Needless to say, the cutting didn’t go well. I soon learned that my left hand had forgotten how to cut and felt awkward, so I had to use my right hand, which meant using not-so-sharp scissors and, well, my non-dominant hand. Cutting two layers of fabric is challenging since they move and slide around each other. At the end I had all of the pieces but lots of ragged edges. Oh well, I thought, those will be inside the garment anyway.

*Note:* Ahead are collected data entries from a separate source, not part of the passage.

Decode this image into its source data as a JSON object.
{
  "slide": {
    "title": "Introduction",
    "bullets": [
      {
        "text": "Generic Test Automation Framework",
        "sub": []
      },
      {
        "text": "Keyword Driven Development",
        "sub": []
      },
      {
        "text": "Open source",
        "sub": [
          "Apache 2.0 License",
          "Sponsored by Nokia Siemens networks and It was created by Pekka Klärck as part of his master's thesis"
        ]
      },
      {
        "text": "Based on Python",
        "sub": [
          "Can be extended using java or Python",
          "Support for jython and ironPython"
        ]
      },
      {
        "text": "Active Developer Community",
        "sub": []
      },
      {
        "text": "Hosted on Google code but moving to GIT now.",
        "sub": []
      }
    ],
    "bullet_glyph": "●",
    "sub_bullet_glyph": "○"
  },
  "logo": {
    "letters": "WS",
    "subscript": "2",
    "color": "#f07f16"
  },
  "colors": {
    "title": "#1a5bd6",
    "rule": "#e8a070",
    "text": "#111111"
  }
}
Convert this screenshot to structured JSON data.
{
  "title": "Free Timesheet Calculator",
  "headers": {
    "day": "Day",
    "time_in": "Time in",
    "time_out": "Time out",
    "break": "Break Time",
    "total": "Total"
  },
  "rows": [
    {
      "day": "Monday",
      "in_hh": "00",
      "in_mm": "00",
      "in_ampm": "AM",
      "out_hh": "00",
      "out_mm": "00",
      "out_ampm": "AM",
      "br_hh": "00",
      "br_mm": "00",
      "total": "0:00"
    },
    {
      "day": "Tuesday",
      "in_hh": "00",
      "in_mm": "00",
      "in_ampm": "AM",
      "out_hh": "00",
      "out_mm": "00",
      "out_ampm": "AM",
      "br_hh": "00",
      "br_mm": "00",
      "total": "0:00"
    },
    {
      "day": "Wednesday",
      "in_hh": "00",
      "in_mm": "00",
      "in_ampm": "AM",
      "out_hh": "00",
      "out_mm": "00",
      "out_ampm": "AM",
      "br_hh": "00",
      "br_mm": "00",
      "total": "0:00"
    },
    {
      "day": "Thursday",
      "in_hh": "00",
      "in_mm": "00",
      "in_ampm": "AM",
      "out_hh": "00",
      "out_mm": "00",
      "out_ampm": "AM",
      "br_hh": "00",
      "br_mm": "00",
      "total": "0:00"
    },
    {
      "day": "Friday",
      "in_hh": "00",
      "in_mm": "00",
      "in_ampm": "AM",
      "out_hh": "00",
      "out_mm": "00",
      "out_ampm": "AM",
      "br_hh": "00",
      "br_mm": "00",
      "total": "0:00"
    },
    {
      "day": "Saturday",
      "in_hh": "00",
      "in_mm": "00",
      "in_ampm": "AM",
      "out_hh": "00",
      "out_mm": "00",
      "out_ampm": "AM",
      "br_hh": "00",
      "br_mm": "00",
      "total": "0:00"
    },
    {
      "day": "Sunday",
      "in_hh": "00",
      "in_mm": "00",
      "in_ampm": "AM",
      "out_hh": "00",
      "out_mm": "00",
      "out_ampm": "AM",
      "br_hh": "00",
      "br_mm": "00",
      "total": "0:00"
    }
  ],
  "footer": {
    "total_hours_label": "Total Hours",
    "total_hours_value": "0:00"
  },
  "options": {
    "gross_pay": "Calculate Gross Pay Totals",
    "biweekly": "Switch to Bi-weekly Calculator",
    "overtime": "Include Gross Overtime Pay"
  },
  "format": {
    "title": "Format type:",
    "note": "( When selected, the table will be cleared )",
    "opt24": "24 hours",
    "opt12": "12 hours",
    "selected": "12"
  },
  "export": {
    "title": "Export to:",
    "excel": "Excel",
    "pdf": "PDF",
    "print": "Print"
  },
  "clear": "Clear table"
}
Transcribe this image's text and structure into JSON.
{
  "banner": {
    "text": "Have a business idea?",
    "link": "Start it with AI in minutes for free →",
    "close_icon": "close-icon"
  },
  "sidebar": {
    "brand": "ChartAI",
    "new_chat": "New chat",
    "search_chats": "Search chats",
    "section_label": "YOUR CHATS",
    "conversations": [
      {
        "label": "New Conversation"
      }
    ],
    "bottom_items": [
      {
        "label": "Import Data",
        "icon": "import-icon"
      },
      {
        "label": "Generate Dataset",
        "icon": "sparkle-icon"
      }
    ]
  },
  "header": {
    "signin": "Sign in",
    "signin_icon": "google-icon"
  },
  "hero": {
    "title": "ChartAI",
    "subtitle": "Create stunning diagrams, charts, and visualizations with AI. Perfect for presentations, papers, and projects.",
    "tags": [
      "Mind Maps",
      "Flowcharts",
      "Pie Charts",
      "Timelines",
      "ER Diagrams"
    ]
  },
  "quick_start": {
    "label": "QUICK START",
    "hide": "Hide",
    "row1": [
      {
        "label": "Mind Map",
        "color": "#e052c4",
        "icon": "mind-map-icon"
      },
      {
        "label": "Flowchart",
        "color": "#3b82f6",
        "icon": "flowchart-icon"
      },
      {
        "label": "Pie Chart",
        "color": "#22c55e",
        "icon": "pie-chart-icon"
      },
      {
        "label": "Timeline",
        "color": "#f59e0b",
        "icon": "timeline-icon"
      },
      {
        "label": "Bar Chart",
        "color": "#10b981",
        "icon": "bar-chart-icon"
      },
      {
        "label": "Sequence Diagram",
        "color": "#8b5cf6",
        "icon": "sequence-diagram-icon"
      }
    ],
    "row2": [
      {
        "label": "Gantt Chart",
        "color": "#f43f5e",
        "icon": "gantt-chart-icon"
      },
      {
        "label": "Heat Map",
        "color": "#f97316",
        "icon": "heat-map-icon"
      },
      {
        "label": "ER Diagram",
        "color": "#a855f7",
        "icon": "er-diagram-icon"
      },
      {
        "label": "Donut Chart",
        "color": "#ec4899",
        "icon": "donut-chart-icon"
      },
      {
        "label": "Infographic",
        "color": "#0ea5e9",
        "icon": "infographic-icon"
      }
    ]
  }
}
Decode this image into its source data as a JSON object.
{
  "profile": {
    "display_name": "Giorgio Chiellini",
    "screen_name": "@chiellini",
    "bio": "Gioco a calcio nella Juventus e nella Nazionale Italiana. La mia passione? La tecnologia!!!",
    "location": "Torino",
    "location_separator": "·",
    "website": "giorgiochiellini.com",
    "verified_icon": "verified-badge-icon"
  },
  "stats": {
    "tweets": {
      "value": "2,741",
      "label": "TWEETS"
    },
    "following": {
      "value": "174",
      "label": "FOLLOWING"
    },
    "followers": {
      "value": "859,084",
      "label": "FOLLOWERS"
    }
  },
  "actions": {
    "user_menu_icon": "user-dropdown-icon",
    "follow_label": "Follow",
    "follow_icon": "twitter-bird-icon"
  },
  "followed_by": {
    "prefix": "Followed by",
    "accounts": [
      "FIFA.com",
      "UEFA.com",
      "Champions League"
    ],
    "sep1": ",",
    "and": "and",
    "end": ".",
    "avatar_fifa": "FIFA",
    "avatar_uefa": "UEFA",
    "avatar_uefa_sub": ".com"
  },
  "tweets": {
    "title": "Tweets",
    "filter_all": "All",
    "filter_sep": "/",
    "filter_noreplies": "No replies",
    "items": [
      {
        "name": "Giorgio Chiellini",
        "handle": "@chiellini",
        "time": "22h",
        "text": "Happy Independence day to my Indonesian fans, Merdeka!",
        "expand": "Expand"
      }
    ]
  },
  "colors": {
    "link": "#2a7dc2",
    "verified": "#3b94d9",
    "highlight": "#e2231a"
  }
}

Which is true. But the pieces still have to match up, and if they are not cut accurately, they don’t. But now, the good news … Lycra fabric stretches! It hides a multitude of sins because you can simply stretch the pieces to fit them together. Aha, I thought, perfect. I pinned the front to the back and started to sew. The seam was pretty straight, the machine was humming, I was starting to relax. Then, disaster struck. The fabric started getting sucked down, down, down into the nether regions of the machine … where the bobbin lives. I pulled on it, and it pulled back. I opened up the bobbin case to find a mess of fabric and what looked like a thread bomb which had gone off inside. Thread and fabric everywhere.

This required me to get out the sewing machine manual, and some patience (which I lack) while I took apart the bobbin case, removed the thread remnants, cut out the fabric which was stuck, and put it all back together again. Jim reassured me, saying that this “sometimes happens.”

The part of the pants which had been sucked in happened to be the crotch, and now they had a big rip in them. By this point I was tired, sweaty, and ready to have some new pants, dammit, so I cut the offending crotch part out and figured it would all come out in the wash. These pants might have a slightly funny looking crotch but who is going to be noticing that?

After sewing the front to the back and the other front to the other back, I tried to fit the two front and back leg pieces to each other at the waist. The notches were not lining up and no amount of stretching was going to save the day, because the notches were totally backwards and upside down. How could this have happened? The pieces had fit together so well when I was sewing them. After about 20 minutes of pondering this and staring at the pattern instructions, I realized that I had sewed the front to the other front and the back to the other back vs. vice versa. Oops. Out came the handy dandy seam ripper (the key tool that every sewer must have). I ripped out everything I had spent all morning doing and called it a day.

The next day I carefully pinned the front to the BACK and the OTHER FRONT to the OTHER BACK. The rest of my pants-sewing adventure was pretty nondescript. Several hours later I had a pair of pants which … amazingly … fit me PERFECTLY. I could not believe it. They were flattering and they fit. The misshapen crotch was undetectable. The seams were straight, at least on the outside. I had even taken some creative liberty by putting the waistband from “view A” on the legs from “view B” and added a slit on the side hem all by myself, and the world had not come to an end.

I'm happy with the pants, although they are a bit too loose to actually skate in, although I can envision myself wearing them with heels to a cocktail party. (A dark cocktail party where everyone is nearsighted would be best.) I chose fabric that is actually TOO stretchy and not form fitting enough for skating. Despite this, I'm very happy with how they turned out and I feel I've learned quite a bit about sewing.

I am now looking for fabric so I can sew the skating dress pattern I bought. It’s more difficult than pants, with about a hundred more pieces to cut out (I am buying a rotary cutter for that) and several pages of instructions that are on par with those for space shuttle landing gear. It’s a hot little Latin number complete with a ruffle and a flirty skirt. If all goes well I may have a dress to wear for my Samba and Cha Cha Congelado tests.

Um, that is, if I ever test them. Who has time with all of this sewing?